A Severina enfrenta as mais duras das dores, excluída do grupo que ela acreditava fazer parte, perdendo sua identidade mais uma vez, ou aquilo que lhe dava uma definição de humano; o esposo, os sogros e consequentemente o convívio com seu próprio filho.  Ao relatar a sua história, a Severina que retrata sua a realidade, retrata também a história da Severina da periferia, das ruas, dos bairros pobres, da mãe que perdeu o seu filho para a falta de escolas, a falta de oportunidades, para aqueles que iniciam sua vida profissional, enfim, a Severina retrata a realidade de todos nós, que lutamos por um curso superior sem garantia, se ainda encontraremos vagas (em consequência da idade) no mercadode trabalho que já não dá muitas oportunidades para aquele que passa de uma determinada idade. Mas ela não desistiu. Lutou de todas as formas possíveis para encontrar sua identidade, enfrentou os mais variados sofrimentos físicos, morais e mentais. Mas foi preciso passar pelo o processo, que o autor chama de metamorfose é que ela que ela encontra a sua luz. Só quando desiste de buscar sua identidade lá fora, ela a encontra dentro de si.

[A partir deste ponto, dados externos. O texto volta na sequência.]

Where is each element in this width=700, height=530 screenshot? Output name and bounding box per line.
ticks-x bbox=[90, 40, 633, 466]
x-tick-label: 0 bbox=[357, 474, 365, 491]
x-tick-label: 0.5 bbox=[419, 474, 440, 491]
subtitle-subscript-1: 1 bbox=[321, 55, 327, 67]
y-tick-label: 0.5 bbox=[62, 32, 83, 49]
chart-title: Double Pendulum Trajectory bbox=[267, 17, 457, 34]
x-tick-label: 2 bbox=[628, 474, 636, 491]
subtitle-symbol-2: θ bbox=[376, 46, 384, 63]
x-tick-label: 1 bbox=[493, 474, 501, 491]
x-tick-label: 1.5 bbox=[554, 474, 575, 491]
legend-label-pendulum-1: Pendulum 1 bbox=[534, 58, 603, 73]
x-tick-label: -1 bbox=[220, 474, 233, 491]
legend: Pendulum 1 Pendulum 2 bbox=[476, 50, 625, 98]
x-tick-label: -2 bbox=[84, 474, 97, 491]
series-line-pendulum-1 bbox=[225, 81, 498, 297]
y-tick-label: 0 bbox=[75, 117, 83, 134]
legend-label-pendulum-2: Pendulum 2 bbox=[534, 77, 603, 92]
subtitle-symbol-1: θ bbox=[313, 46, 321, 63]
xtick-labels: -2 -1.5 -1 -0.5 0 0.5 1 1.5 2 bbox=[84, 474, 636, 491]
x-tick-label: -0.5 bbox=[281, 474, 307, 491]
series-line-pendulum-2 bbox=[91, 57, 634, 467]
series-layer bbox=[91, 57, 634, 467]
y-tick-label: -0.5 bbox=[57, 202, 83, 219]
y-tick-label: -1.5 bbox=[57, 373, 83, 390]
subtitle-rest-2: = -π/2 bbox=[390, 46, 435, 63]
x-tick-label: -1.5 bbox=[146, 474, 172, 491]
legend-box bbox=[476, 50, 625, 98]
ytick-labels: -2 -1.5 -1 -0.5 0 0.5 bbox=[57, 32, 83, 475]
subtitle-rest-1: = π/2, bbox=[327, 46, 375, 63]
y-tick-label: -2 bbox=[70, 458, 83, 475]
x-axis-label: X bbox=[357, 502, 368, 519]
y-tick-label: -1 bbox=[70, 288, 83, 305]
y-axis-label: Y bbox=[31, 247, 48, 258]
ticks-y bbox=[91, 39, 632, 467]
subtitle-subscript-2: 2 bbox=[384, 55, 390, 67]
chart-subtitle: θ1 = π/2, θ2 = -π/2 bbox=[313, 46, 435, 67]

Conclui-se com esse relato tão cheio de reflexões e esclarecimentos, que a nossa identidade é construída e que leva tempo para descobrirmos essa realidade que enquanto não encontramos a nós mesmos, qualquer busca é vazia ou sem nenhum resultado. A Identidade é construída e formada todos os dias e a cada momento da nossa existência. Como relata o autor, para se encontrar a verdadeira IDENTIDADE é necessário passar pelo processo de metamorfose, deixar-se morrer para assim renascer, a Severina precisou passar por essa metamorfose para só então encontrar a si mesma e descobrir o que a definiria como ser humano.